= Slovak Atlantic Commission =

The Slovak Atlantic Commission (SAC, Slovak: Slovenská atlantická komisia) is a Slovak independent non-governmental organization, active in the area of domestic and international policy and security.

The Slovak Atlantic Commission was founded in 1993 by Slovak diplomats to support the accession of the Slovak Republic into NATO and EU. At the same time became an observer and associate member of the multinational non-governmental organisation Atlantic Treaty Association (ATA). In 2004 the Slovak Atlantic Commission became a full-fledged member of ATA.

In the early 2000s, the organization was inactive and without budget. It was revived in the early 2000s by Róbert Vass , who later founded the GLOBSEC conference and acted as Secretary General of SAC. Currently, Róbert Vass is the CEO and Executive Vice-President of the Central European Strategy Council, the umbrella organisation for SAC and its partner organisations – the Centre for European Affairs (CEA) and the Central European Policy Institute (CEPI).

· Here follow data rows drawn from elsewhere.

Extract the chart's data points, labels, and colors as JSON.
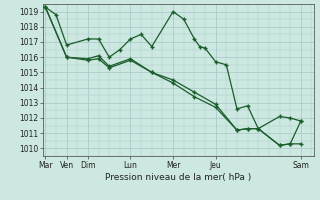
{
  "bg_color": "#cce8e0",
  "grid_color": "#aacccc",
  "line_color": "#1a5c2a",
  "marker_color": "#1a5c2a",
  "xlabel": "Pression niveau de la mer( hPa )",
  "ylim": [
    1009.5,
    1019.5
  ],
  "yticks": [
    1010,
    1011,
    1012,
    1013,
    1014,
    1015,
    1016,
    1017,
    1018,
    1019
  ],
  "xlim": [
    -0.1,
    12.6
  ],
  "xtick_positions": [
    0,
    1,
    2,
    4,
    6,
    8,
    12
  ],
  "xtick_labels": [
    "Mar",
    "Ven",
    "Dim",
    "Lun",
    "Mer",
    "Jeu",
    "Sam"
  ],
  "series1_x": [
    0,
    0.5,
    1,
    2,
    2.5,
    3,
    3.5,
    4,
    4.5,
    5,
    6,
    6.5,
    7,
    7.25,
    7.5,
    8,
    8.5,
    9,
    9.5,
    10,
    11,
    11.5,
    12
  ],
  "series1_y": [
    1019.3,
    1018.8,
    1016.8,
    1017.2,
    1017.2,
    1016.0,
    1016.5,
    1017.2,
    1017.5,
    1016.7,
    1019.0,
    1018.5,
    1017.2,
    1016.7,
    1016.6,
    1015.7,
    1015.5,
    1012.6,
    1012.8,
    1011.3,
    1012.1,
    1012.0,
    1011.8
  ],
  "series2_x": [
    0,
    1,
    2,
    2.5,
    3,
    4,
    5,
    6,
    7,
    8,
    9,
    9.5,
    10,
    11,
    11.5,
    12
  ],
  "series2_y": [
    1019.3,
    1016.0,
    1015.9,
    1016.1,
    1015.4,
    1015.9,
    1015.0,
    1014.5,
    1013.7,
    1012.9,
    1011.2,
    1011.3,
    1011.3,
    1010.2,
    1010.3,
    1010.3
  ],
  "series3_x": [
    0,
    1,
    2,
    2.5,
    3,
    4,
    5,
    6,
    7,
    8,
    9,
    9.5,
    10,
    11,
    11.5,
    12
  ],
  "series3_y": [
    1019.3,
    1016.0,
    1015.8,
    1015.9,
    1015.3,
    1015.8,
    1015.0,
    1014.3,
    1013.4,
    1012.7,
    1011.2,
    1011.3,
    1011.3,
    1010.2,
    1010.3,
    1011.8
  ]
}
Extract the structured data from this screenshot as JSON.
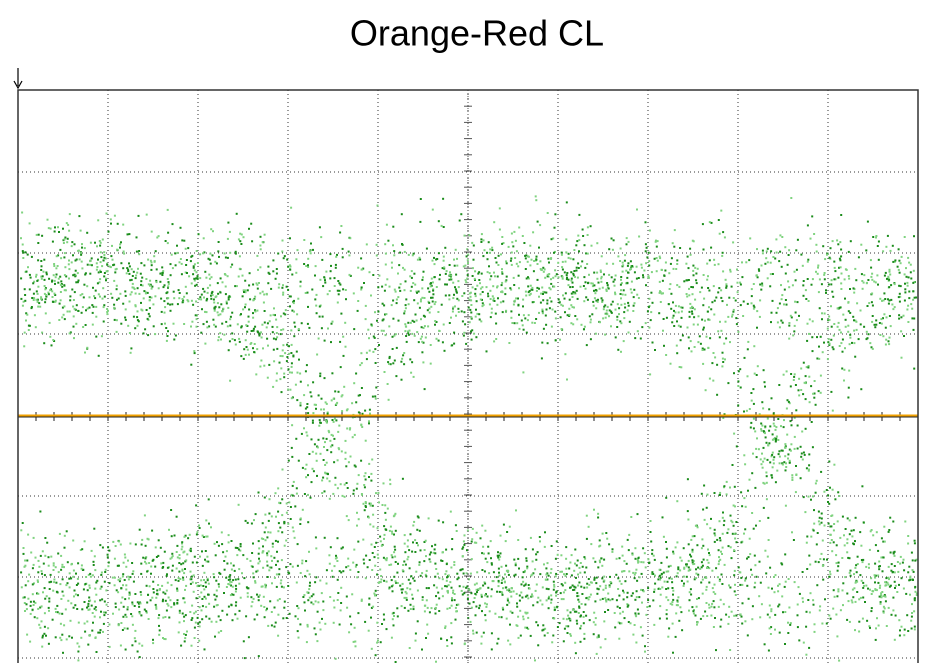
{
  "title": "Orange-Red CL"
}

An important role in SAC´s history was played by one of its founders, Rastislav Káčer, an experienced Slovak diplomat who has served as Slovakia's ambassador to United States, Hungary and Czech Republic as well as the Minister of Foreign and European Affairs. In 2008, he became the Chairman of the Slovak Atlantic Commission. The Managing Director of SAC is Milan Solár who is also the Programme Director of GLOBSEC.

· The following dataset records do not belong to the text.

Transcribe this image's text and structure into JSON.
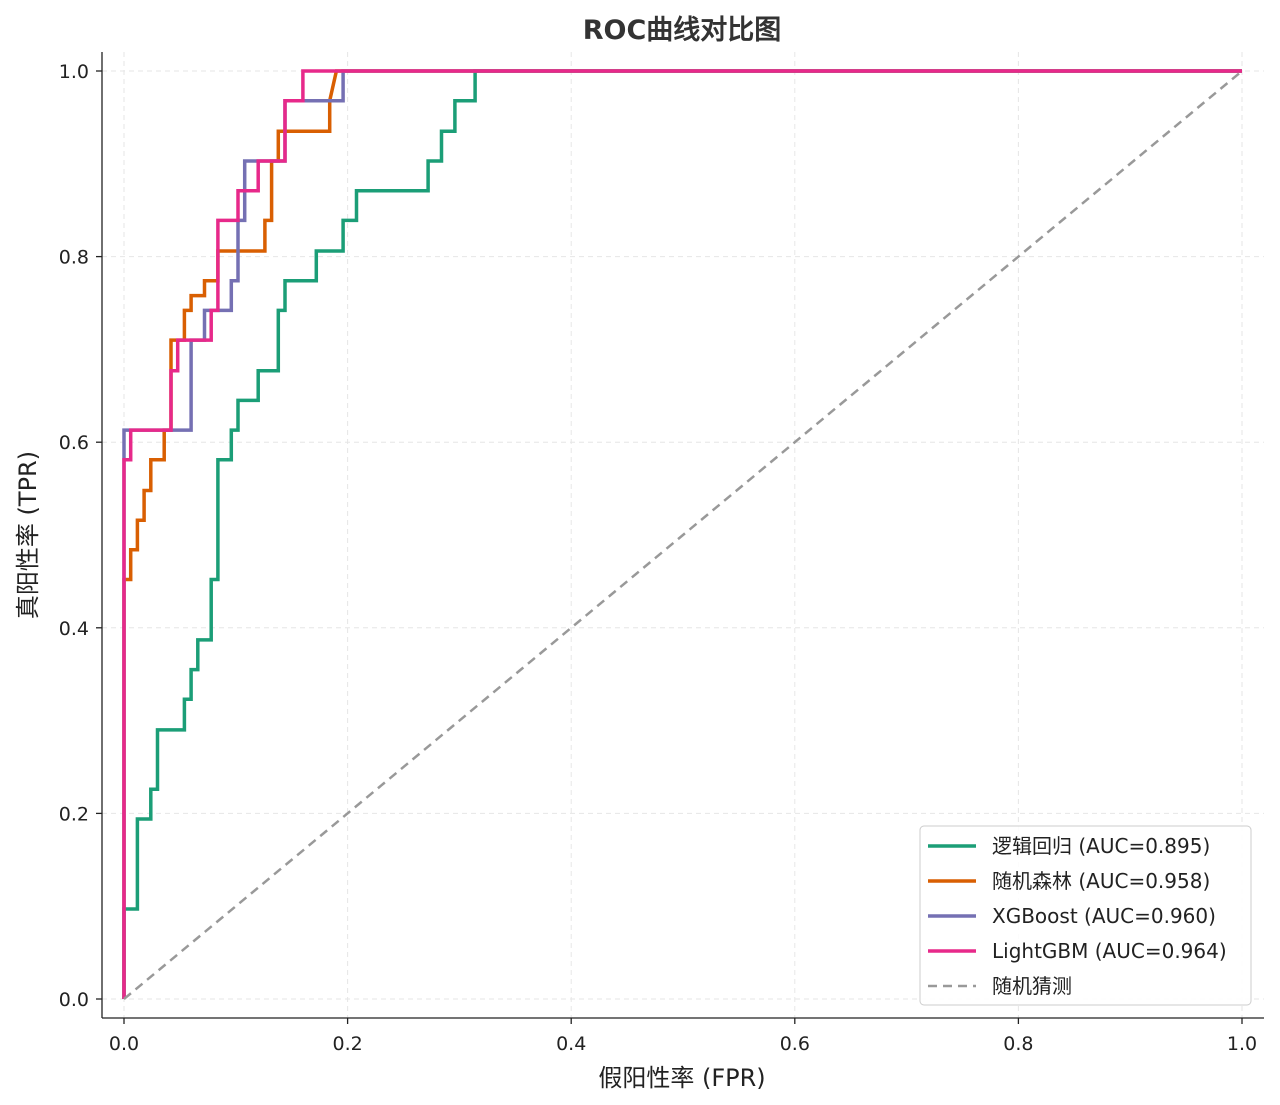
{
  "chart_data": {
    "type": "line",
    "title": "ROC曲线对比图",
    "xlabel": "假阳性率 (FPR)",
    "ylabel": "真阳性率 (TPR)",
    "xlim": [
      0.0,
      1.0
    ],
    "ylim": [
      0.0,
      1.0
    ],
    "xticks": [
      "0.0",
      "0.2",
      "0.4",
      "0.6",
      "0.8",
      "1.0"
    ],
    "yticks": [
      "0.0",
      "0.2",
      "0.4",
      "0.6",
      "0.8",
      "1.0"
    ],
    "grid": true,
    "legend_position": "lower-right",
    "series": [
      {
        "name": "逻辑回归 (AUC=0.895)",
        "color": "#1b9e77",
        "style": "solid",
        "x": [
          0,
          0,
          0.002,
          0.002,
          0.012,
          0.012,
          0.024,
          0.024,
          0.03,
          0.03,
          0.054,
          0.054,
          0.06,
          0.06,
          0.066,
          0.066,
          0.078,
          0.078,
          0.084,
          0.084,
          0.096,
          0.096,
          0.102,
          0.102,
          0.12,
          0.12,
          0.138,
          0.138,
          0.144,
          0.144,
          0.172,
          0.172,
          0.196,
          0.196,
          0.208,
          0.208,
          0.272,
          0.272,
          0.284,
          0.284,
          0.296,
          0.296,
          0.314,
          0.314,
          1.0
        ],
        "y": [
          0,
          0.097,
          0.097,
          0.097,
          0.097,
          0.194,
          0.194,
          0.226,
          0.226,
          0.29,
          0.29,
          0.323,
          0.323,
          0.355,
          0.355,
          0.387,
          0.387,
          0.452,
          0.452,
          0.581,
          0.581,
          0.613,
          0.613,
          0.645,
          0.645,
          0.677,
          0.677,
          0.742,
          0.742,
          0.774,
          0.774,
          0.806,
          0.806,
          0.839,
          0.839,
          0.871,
          0.871,
          0.903,
          0.903,
          0.935,
          0.935,
          0.968,
          0.968,
          1.0,
          1.0
        ]
      },
      {
        "name": "随机森林 (AUC=0.958)",
        "color": "#d95f02",
        "style": "solid",
        "x": [
          0,
          0,
          0.006,
          0.006,
          0.012,
          0.012,
          0.018,
          0.018,
          0.024,
          0.024,
          0.036,
          0.036,
          0.042,
          0.042,
          0.054,
          0.054,
          0.06,
          0.06,
          0.072,
          0.072,
          0.084,
          0.084,
          0.126,
          0.126,
          0.132,
          0.132,
          0.138,
          0.138,
          0.15,
          0.15,
          0.184,
          0.184,
          0.19,
          1.0
        ],
        "y": [
          0,
          0.452,
          0.452,
          0.484,
          0.484,
          0.516,
          0.516,
          0.548,
          0.548,
          0.581,
          0.581,
          0.613,
          0.613,
          0.71,
          0.71,
          0.742,
          0.742,
          0.758,
          0.758,
          0.774,
          0.774,
          0.806,
          0.806,
          0.839,
          0.839,
          0.903,
          0.903,
          0.935,
          0.935,
          0.935,
          0.935,
          0.968,
          1.0,
          1.0
        ]
      },
      {
        "name": "XGBoost (AUC=0.960)",
        "color": "#7570b3",
        "style": "solid",
        "x": [
          0,
          0,
          0.006,
          0.006,
          0.036,
          0.036,
          0.06,
          0.06,
          0.072,
          0.072,
          0.096,
          0.096,
          0.102,
          0.102,
          0.108,
          0.108,
          0.138,
          0.138,
          0.144,
          0.144,
          0.15,
          0.15,
          0.196,
          0.196,
          1.0
        ],
        "y": [
          0,
          0.613,
          0.613,
          0.613,
          0.613,
          0.613,
          0.613,
          0.71,
          0.71,
          0.742,
          0.742,
          0.774,
          0.774,
          0.839,
          0.839,
          0.903,
          0.903,
          0.903,
          0.903,
          0.968,
          0.968,
          0.968,
          0.968,
          1.0,
          1.0
        ]
      },
      {
        "name": "LightGBM (AUC=0.964)",
        "color": "#e7298a",
        "style": "solid",
        "x": [
          0,
          0,
          0.004,
          0.004,
          0.006,
          0.006,
          0.042,
          0.042,
          0.048,
          0.048,
          0.078,
          0.078,
          0.084,
          0.084,
          0.102,
          0.102,
          0.12,
          0.12,
          0.138,
          0.138,
          0.144,
          0.144,
          0.156,
          0.156,
          0.16,
          0.16,
          1.0
        ],
        "y": [
          0,
          0.581,
          0.581,
          0.581,
          0.581,
          0.613,
          0.613,
          0.677,
          0.677,
          0.71,
          0.71,
          0.742,
          0.742,
          0.839,
          0.839,
          0.871,
          0.871,
          0.903,
          0.903,
          0.903,
          0.903,
          0.968,
          0.968,
          0.968,
          0.968,
          1.0,
          1.0
        ]
      },
      {
        "name": "随机猜测",
        "color": "#999999",
        "style": "dashed",
        "x": [
          0,
          1.0
        ],
        "y": [
          0,
          1.0
        ]
      }
    ]
  }
}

The Slovak Atlantic Commission’s most important activity is the GLOBSEC Bratislava Global Security Forum, which was founded in 2005 by a group of students around Róbert Vass. The conference grew from humble beginnings to become one of the top conferences of its kind in the world.

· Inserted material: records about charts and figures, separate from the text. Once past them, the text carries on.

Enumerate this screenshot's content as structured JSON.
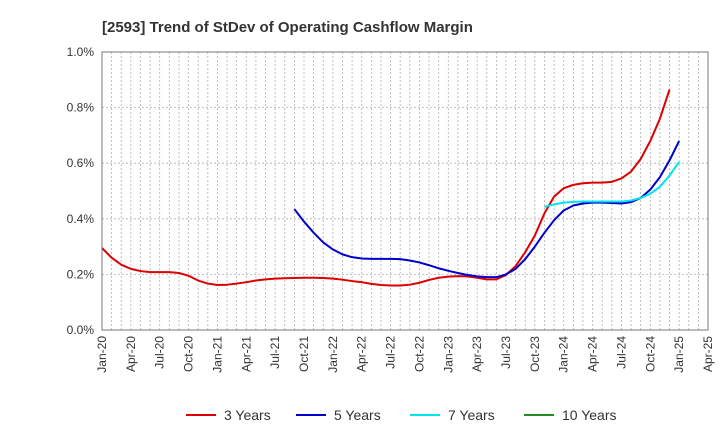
{
  "chart_data": {
    "type": "line",
    "title": "[2593]  Trend of StDev of Operating Cashflow Margin",
    "xlabel": "",
    "ylabel": "",
    "ylim": [
      0,
      1.0
    ],
    "y_ticks": [
      "0.0%",
      "0.2%",
      "0.4%",
      "0.6%",
      "0.8%",
      "1.0%"
    ],
    "y_tick_values": [
      0,
      0.2,
      0.4,
      0.6,
      0.8,
      1.0
    ],
    "x_ticks": [
      "Jan-20",
      "Apr-20",
      "Jul-20",
      "Oct-20",
      "Jan-21",
      "Apr-21",
      "Jul-21",
      "Oct-21",
      "Jan-22",
      "Apr-22",
      "Jul-22",
      "Oct-22",
      "Jan-23",
      "Apr-23",
      "Jul-23",
      "Oct-23",
      "Jan-24",
      "Apr-24",
      "Jul-24",
      "Oct-24",
      "Jan-25",
      "Apr-25"
    ],
    "x_range_months": [
      "2020-01",
      "2025-04"
    ],
    "grid": true,
    "legend_position": "bottom",
    "series": [
      {
        "name": "3 Years",
        "color": "#dd0000",
        "points": [
          [
            "2020-01",
            0.295
          ],
          [
            "2020-02",
            0.26
          ],
          [
            "2020-03",
            0.235
          ],
          [
            "2020-04",
            0.22
          ],
          [
            "2020-05",
            0.212
          ],
          [
            "2020-06",
            0.208
          ],
          [
            "2020-07",
            0.208
          ],
          [
            "2020-08",
            0.208
          ],
          [
            "2020-09",
            0.205
          ],
          [
            "2020-10",
            0.195
          ],
          [
            "2020-11",
            0.178
          ],
          [
            "2020-12",
            0.167
          ],
          [
            "2021-01",
            0.162
          ],
          [
            "2021-02",
            0.163
          ],
          [
            "2021-03",
            0.167
          ],
          [
            "2021-04",
            0.172
          ],
          [
            "2021-05",
            0.178
          ],
          [
            "2021-06",
            0.182
          ],
          [
            "2021-07",
            0.185
          ],
          [
            "2021-08",
            0.186
          ],
          [
            "2021-09",
            0.187
          ],
          [
            "2021-10",
            0.188
          ],
          [
            "2021-11",
            0.188
          ],
          [
            "2021-12",
            0.187
          ],
          [
            "2022-01",
            0.185
          ],
          [
            "2022-02",
            0.181
          ],
          [
            "2022-03",
            0.176
          ],
          [
            "2022-04",
            0.172
          ],
          [
            "2022-05",
            0.166
          ],
          [
            "2022-06",
            0.162
          ],
          [
            "2022-07",
            0.16
          ],
          [
            "2022-08",
            0.16
          ],
          [
            "2022-09",
            0.163
          ],
          [
            "2022-10",
            0.17
          ],
          [
            "2022-11",
            0.18
          ],
          [
            "2022-12",
            0.188
          ],
          [
            "2023-01",
            0.192
          ],
          [
            "2023-02",
            0.194
          ],
          [
            "2023-03",
            0.193
          ],
          [
            "2023-04",
            0.188
          ],
          [
            "2023-05",
            0.182
          ],
          [
            "2023-06",
            0.182
          ],
          [
            "2023-07",
            0.198
          ],
          [
            "2023-08",
            0.23
          ],
          [
            "2023-09",
            0.28
          ],
          [
            "2023-10",
            0.34
          ],
          [
            "2023-11",
            0.42
          ],
          [
            "2023-12",
            0.48
          ],
          [
            "2024-01",
            0.51
          ],
          [
            "2024-02",
            0.522
          ],
          [
            "2024-03",
            0.528
          ],
          [
            "2024-04",
            0.53
          ],
          [
            "2024-05",
            0.53
          ],
          [
            "2024-06",
            0.533
          ],
          [
            "2024-07",
            0.545
          ],
          [
            "2024-08",
            0.57
          ],
          [
            "2024-09",
            0.615
          ],
          [
            "2024-10",
            0.68
          ],
          [
            "2024-11",
            0.76
          ],
          [
            "2024-12",
            0.865
          ]
        ]
      },
      {
        "name": "5 Years",
        "color": "#0000cc",
        "points": [
          [
            "2021-09",
            0.435
          ],
          [
            "2021-10",
            0.39
          ],
          [
            "2021-11",
            0.35
          ],
          [
            "2021-12",
            0.315
          ],
          [
            "2022-01",
            0.29
          ],
          [
            "2022-02",
            0.272
          ],
          [
            "2022-03",
            0.262
          ],
          [
            "2022-04",
            0.257
          ],
          [
            "2022-05",
            0.256
          ],
          [
            "2022-06",
            0.256
          ],
          [
            "2022-07",
            0.256
          ],
          [
            "2022-08",
            0.255
          ],
          [
            "2022-09",
            0.25
          ],
          [
            "2022-10",
            0.243
          ],
          [
            "2022-11",
            0.233
          ],
          [
            "2022-12",
            0.222
          ],
          [
            "2023-01",
            0.213
          ],
          [
            "2023-02",
            0.205
          ],
          [
            "2023-03",
            0.198
          ],
          [
            "2023-04",
            0.193
          ],
          [
            "2023-05",
            0.19
          ],
          [
            "2023-06",
            0.19
          ],
          [
            "2023-07",
            0.2
          ],
          [
            "2023-08",
            0.22
          ],
          [
            "2023-09",
            0.255
          ],
          [
            "2023-10",
            0.3
          ],
          [
            "2023-11",
            0.35
          ],
          [
            "2023-12",
            0.395
          ],
          [
            "2024-01",
            0.43
          ],
          [
            "2024-02",
            0.448
          ],
          [
            "2024-03",
            0.455
          ],
          [
            "2024-04",
            0.458
          ],
          [
            "2024-05",
            0.458
          ],
          [
            "2024-06",
            0.457
          ],
          [
            "2024-07",
            0.455
          ],
          [
            "2024-08",
            0.46
          ],
          [
            "2024-09",
            0.475
          ],
          [
            "2024-10",
            0.505
          ],
          [
            "2024-11",
            0.55
          ],
          [
            "2024-12",
            0.61
          ],
          [
            "2025-01",
            0.68
          ]
        ]
      },
      {
        "name": "7 Years",
        "color": "#00e5ee",
        "points": [
          [
            "2023-11",
            0.443
          ],
          [
            "2023-12",
            0.452
          ],
          [
            "2024-01",
            0.458
          ],
          [
            "2024-02",
            0.461
          ],
          [
            "2024-03",
            0.462
          ],
          [
            "2024-04",
            0.462
          ],
          [
            "2024-05",
            0.462
          ],
          [
            "2024-06",
            0.462
          ],
          [
            "2024-07",
            0.462
          ],
          [
            "2024-08",
            0.466
          ],
          [
            "2024-09",
            0.475
          ],
          [
            "2024-10",
            0.49
          ],
          [
            "2024-11",
            0.515
          ],
          [
            "2024-12",
            0.555
          ],
          [
            "2025-01",
            0.605
          ]
        ]
      },
      {
        "name": "10 Years",
        "color": "#228b22",
        "points": []
      }
    ]
  }
}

SAC has built three distinct pillars representing its core activities:

Strategic Forums – its flagship project is the world-class GLOBSEC Bratislava Global Security Forum, complemented by the Château Béla Central European Strategic Forum.

Transfer of Know How focuses on handing over Central Europe’s recent experience with Euro-Atlantic integration to countries in the Western Balkans, Eastern Europe and Northern Africa.

Youth Leadership Programme - underlines SAC’s long-term commitment to supporting young professionals. Its key project is the annually held GLOBSEC Young Leaders’ Forum (GYLF).